The principle of interdependence and complementarity that governs human relationships served as the starting point for the creation of Ímã by choreographer Rodrigo Pederneiras. Gentle and vital, trivial and strange, the Grupo Corpo ballet is marked by the constant alternation between fullness and emptiness in the occupation of the stage space. Solos, duets, and larger or smaller group formations are constantly formed and dissipated, in an incessant game of union and dispersion.
The soundtrack composed by +2, a trio formed by Domenico, Kassin, and Moreno, overlays timbres and textures of instruments of diverse origins and natures – such as the guitar and the ocarina, or the synth and the cuíca – to navigate through abstract, essentially melodic or typically electronic themes, and reveal influences ranging from bossa nova artist João Donato to the icon of 70s Afro music Fela Kuti, and the contemporary Japanese multi-instrumentalist Cornelius.
Using newly released seven-color LED spotlights from an American company, Paulo Pederneiras creates a new scenic spatiality.
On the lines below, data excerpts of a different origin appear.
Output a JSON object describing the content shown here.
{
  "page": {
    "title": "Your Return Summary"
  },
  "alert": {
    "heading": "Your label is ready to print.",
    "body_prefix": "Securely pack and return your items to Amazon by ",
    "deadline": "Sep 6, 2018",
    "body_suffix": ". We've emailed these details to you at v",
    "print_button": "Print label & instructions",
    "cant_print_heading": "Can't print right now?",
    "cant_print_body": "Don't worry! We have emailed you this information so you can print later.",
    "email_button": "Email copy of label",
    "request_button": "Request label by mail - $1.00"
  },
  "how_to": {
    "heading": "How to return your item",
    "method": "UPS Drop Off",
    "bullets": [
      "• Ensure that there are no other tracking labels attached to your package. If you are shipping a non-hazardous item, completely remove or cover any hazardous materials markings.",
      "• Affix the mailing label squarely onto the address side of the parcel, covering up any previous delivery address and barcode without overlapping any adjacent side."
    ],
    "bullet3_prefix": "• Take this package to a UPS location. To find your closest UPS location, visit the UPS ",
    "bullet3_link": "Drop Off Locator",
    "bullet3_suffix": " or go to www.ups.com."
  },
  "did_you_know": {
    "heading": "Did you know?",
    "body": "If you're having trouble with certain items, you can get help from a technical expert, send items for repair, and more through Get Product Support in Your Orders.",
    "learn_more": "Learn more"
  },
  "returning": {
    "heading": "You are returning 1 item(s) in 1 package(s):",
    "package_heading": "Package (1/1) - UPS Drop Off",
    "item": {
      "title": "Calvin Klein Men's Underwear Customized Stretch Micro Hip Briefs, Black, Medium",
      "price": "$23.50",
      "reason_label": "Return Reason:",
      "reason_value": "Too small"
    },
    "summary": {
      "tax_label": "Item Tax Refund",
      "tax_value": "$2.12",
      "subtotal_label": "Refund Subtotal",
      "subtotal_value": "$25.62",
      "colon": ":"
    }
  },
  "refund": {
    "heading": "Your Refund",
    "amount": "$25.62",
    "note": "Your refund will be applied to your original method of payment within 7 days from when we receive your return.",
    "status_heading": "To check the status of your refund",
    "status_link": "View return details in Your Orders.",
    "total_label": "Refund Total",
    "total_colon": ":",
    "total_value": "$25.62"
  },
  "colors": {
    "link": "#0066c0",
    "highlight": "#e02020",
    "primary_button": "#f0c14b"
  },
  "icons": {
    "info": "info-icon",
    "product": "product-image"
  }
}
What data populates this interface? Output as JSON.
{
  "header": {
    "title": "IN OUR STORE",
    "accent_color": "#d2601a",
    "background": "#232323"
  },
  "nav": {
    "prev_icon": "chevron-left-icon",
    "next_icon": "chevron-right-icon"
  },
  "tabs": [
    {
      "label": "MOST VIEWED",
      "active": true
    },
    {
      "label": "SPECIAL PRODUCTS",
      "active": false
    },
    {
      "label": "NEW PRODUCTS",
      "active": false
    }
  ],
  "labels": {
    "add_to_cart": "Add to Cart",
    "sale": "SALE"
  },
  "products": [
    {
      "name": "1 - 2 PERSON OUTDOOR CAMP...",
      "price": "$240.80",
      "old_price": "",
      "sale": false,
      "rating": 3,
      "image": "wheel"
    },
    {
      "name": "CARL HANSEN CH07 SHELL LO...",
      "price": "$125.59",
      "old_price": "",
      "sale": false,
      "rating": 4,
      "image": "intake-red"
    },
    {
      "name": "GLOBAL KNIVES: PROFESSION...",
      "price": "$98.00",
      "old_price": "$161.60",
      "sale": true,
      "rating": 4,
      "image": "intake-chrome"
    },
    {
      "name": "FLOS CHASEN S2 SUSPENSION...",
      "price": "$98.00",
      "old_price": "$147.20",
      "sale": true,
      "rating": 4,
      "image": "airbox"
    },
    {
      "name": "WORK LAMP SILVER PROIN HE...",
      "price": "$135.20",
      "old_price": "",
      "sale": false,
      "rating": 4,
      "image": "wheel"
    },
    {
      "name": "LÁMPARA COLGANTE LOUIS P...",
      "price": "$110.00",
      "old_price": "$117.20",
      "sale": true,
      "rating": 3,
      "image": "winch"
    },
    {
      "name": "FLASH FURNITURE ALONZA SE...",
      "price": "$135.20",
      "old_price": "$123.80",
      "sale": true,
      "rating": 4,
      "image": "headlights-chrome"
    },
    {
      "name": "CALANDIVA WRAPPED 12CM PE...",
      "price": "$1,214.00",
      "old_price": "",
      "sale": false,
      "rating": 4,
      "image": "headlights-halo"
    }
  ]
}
Where volume and texture acquire an "ethereal materiality." Because it is made of pure light.
The solid, almost bucolic tones of the beginning are followed by an explosion of colors. Violent, radical, exuberant, they produce, among themselves or in intense dialogue with Freuza Zechmeister's costumes, unusual and almost always dissonant combinations.
This poetics of polarities, shaped by the magic hidden in the convergence of divergent elements, in the juxtaposition of disparate things, in the excitement surrounding friction, gives the ballet an indescribable mixture of strangeness and beauty.